A gem

Joel Arthur Rosenthal is known as the world’s greatest living jeweller, but he claims to hate selling what he makes, and won’t give interviews. Usually

By Isabel Lloyd

South Africa, three million years ago. An Australopith, a distant, red-pelted relation of man’s earliest ancestors, lopes along by some long-forgotten riverside. He – or she, or it – sees something glimmering under the water: a large pebble of a reddish-brown mineral distant descendants will call jasperite. He, or she, or it, picks the pebble up and takes it back home to their cave. Why? Because, according to the anthropologist Raymond Dart, who will find the pebble millennia later, in 1924, it has three indentations that together look like two eyes and a mouth. The “face” may have occurred naturally, or may have been chipped in. Either way, Dart claims it as the earliest example of art: because the creature that owned the pebble saw it represented something more than just itself.
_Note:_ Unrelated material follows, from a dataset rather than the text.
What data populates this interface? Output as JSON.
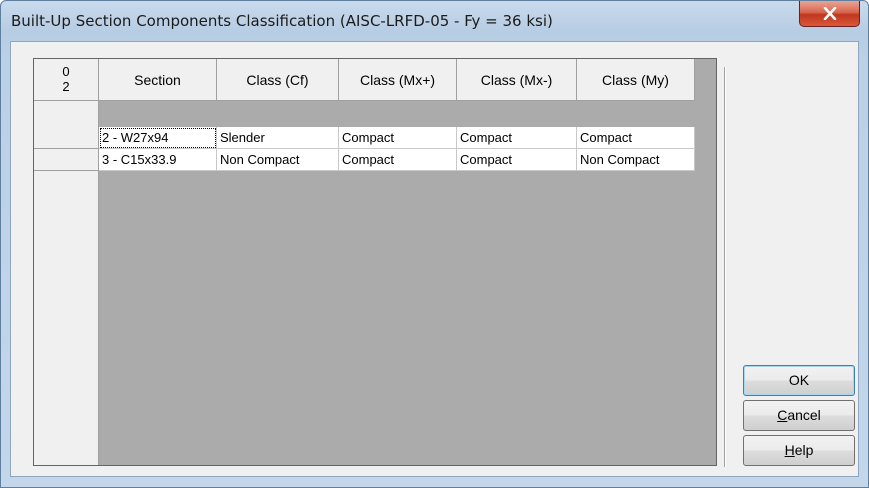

Paris, October 2013. The JAR jewellery store. A small, square room, the walls lined floor to ceiling with dusty velvet, the carpet a faded bois de rose; padded screens covered in the same faded colour block the light from outside. Nothing in here is either shiny or new. At one end is a Chesterfield sofa upholstered in scratched, dark-green leather; behind it and to one side, paintings and drawings (a beautiful youth sketched in sienna ink, a huge black-and-white photo of a toreador, an oil of three blown peonies) are stacked against the walls. Opposite is a plain, rectangular wooden desk. Its centre is clear, apart from a varnished-pine hand-mirror. But at either end it is crenellated with small, talismanic objects. A toy London bus. Ceramic rabbits. A lump of lapis lazuli. Three glass paperweights. Two model terrapins. A ridged lump of coral. A cream porcelain flower. A block of Perspex inlaid with several strands of glowing, red-gold hair. A plain pebble that looks a bit like a face.